Titlebar buttons are actually bad. The titlebar exists (or existed) for a reason, so you'd have somewhere you could grab to manipulate the window. Now it's kind of a guessing game with every app on where you can grab without causing the app to do something you didn't want.

If that's a problem for you, you have much to gain with better window management shortcuts. On KDE I have the Windows key + left click set to drag a window from anywhere, and win + right click to resize depending on the quadrant the cursor is on. It's incredibly satisfying not having to hunt titlebar empty spaces or thin edges.

My main interaction tool with the system is the pointer. Reaching out for the keyboard is something I do when I want to type, but for example when I am consuming content on my computer I just keep a single hand on the mouse or the trackpad. In that case shortcuts are just plain annoying.

On KDE, something nice is that if you have a maximized window and a pane on the top of the screen, I can drag that pane to grab the window (or maybe it was a setting of Latte dock or something). And since window titlebars nowadays can be cluttered with buttons, it is a predictable way to grab those windows only using the mouse.

> Forms that validate on focus lost, instead of submission.

Not always positive. The form briefly loses focus for two seconds (while you open your password manager or whatever) and you are shouted at to “PLEASE ENTER A VALID USERNAME” in red.

Sometimes I see it complaining _on every keypress_. Certainly annoying, but much better than the old "invalid field" red text at the very bottom, leaving you to scroll back up and guess what's wrong.
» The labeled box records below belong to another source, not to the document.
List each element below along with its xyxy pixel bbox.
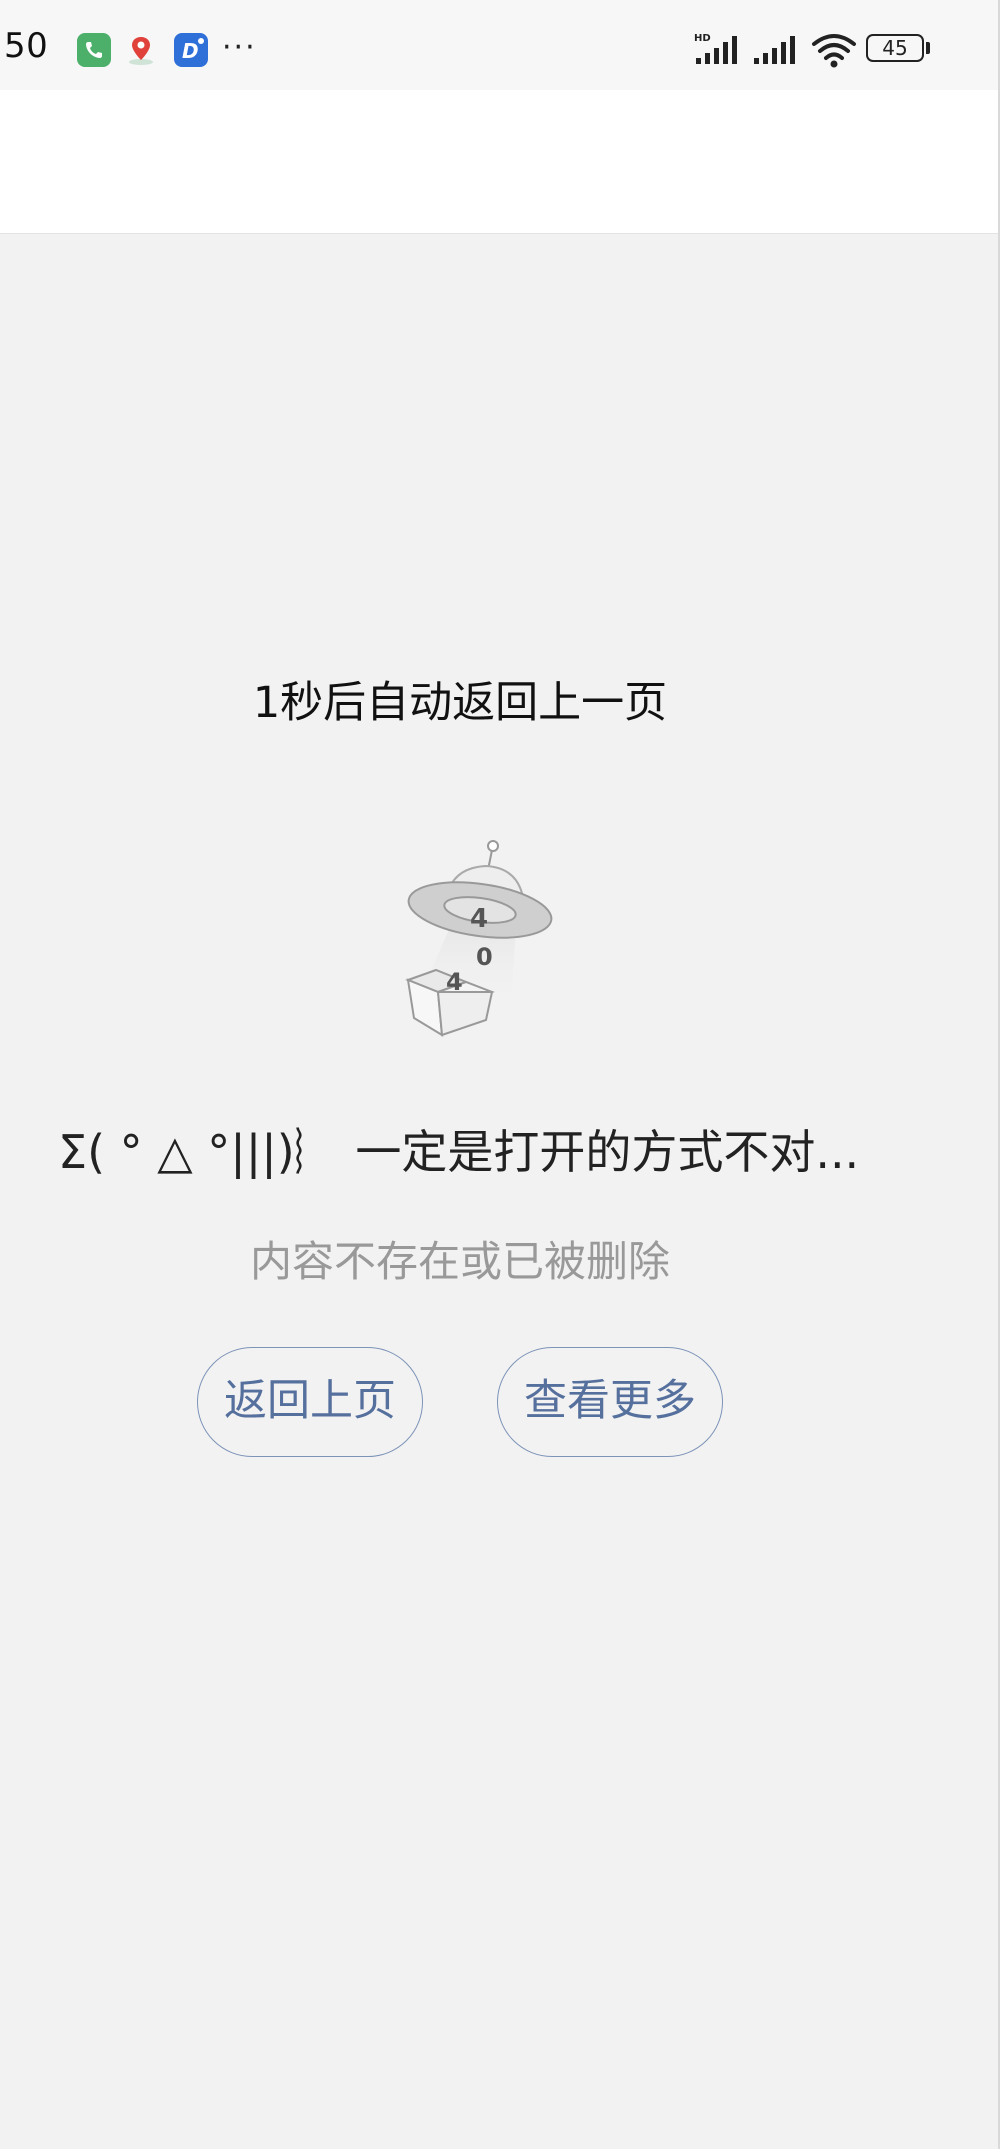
back-to-previous-button[interactable]: 返回上页 [197, 1347, 423, 1457]
error-subtitle: 内容不存在或已被删除 [249, 1237, 670, 1286]
map-pin-icon [124, 33, 158, 67]
more-notifications-indicator: ··· [222, 30, 257, 65]
battery-tip [926, 42, 930, 54]
svg-text:4: 4 [470, 904, 488, 934]
ufo-404-illustration: 4 0 4 [396, 830, 566, 1050]
phone-call-icon [77, 33, 111, 67]
svg-text:HD: HD [694, 33, 711, 44]
signal-hd-icon: HD [694, 32, 744, 66]
view-more-button[interactable]: 查看更多 [497, 1347, 723, 1457]
navigation-bar [0, 90, 1000, 234]
battery-icon: 45 [866, 34, 924, 62]
status-bar: :50 D ··· HD [0, 0, 1000, 90]
svg-text:0: 0 [476, 943, 493, 971]
svg-text:D: D [182, 39, 199, 63]
error-title: Σ( ° △ °|||)︴ 一定是打开的方式不对... [58, 1125, 860, 1179]
d-app-icon: D [174, 33, 208, 67]
signal-icon [752, 32, 802, 66]
status-time: :50 [0, 26, 49, 66]
svg-text:4: 4 [446, 968, 463, 996]
countdown-text: 1秒后自动返回上一页 [252, 678, 668, 728]
wifi-icon [810, 30, 858, 70]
> loading bars (replaced with throbbers)

There is a very practical reason for this; most GUI apps are webapps (whether local or not is irrelevant), and the fetch API was so poorly thought out that it was not possible to get an indicate of progress - all if gives you is inprogress or done (nothing in between).

As a result the loading indicator can only indicate in-progress or done.

There might have been worse ways to design the fetch API, but off-hand, I can't think of any - what came before it was immensely better for a user experience.

With a better API we could have a progress bar that goes through the TCP/IP stack: advance when the domain is resolved, when a handshake is finished, when the request is sent, when the response starts streaming back, when the response finishes.

It'd be a very jumpy bar, but it helps develop intuitions. "The first part is always slower on this machine", "when it gets stuck on this spot I need to reset my router", "this part will be slow because the request is large", etc.

Most of the time you're fetching multiple things in parallel and you could show a progress of how many of those are done (perhaps weighted by estimated size). That's essentially the way many progress bars work.

I appreciate this balanced take! Let's hope one day we'll get the best of today's and yesterday's era.

There was a brief moment in history where we had the best of both worlds.

I grew up with Windows XP. We had most of these (except the titlebar buttons — although on second thought some custom Windows Media Player skins did have that, haha).

We all carried USB sticks around. So you always had your files with you. The computer itself was interchangeable, for the most part. (Which also led to my interest in portable apps.)

> Ctrl+P menus to fuzzy-search all actions and settings

Wasn’t that in Emacs for decades?

Yes. The macOS menu bar is also searchable, which is cool. Unity on Ubuntu also had this back in the day.

Most people haven't experienced "addressable interfaces" like Emacs and don't know what they're missing when they only have visuospatial navigability. I would like to see searching and jumping make bigger impacts in mainstream UX design.

Probably! To quote William Gibson, "the future is already here — it's just not very evenly distributed". I'm sure you can find some of these features all the way back in The Mother of All Demos, the difference now is that they're more common.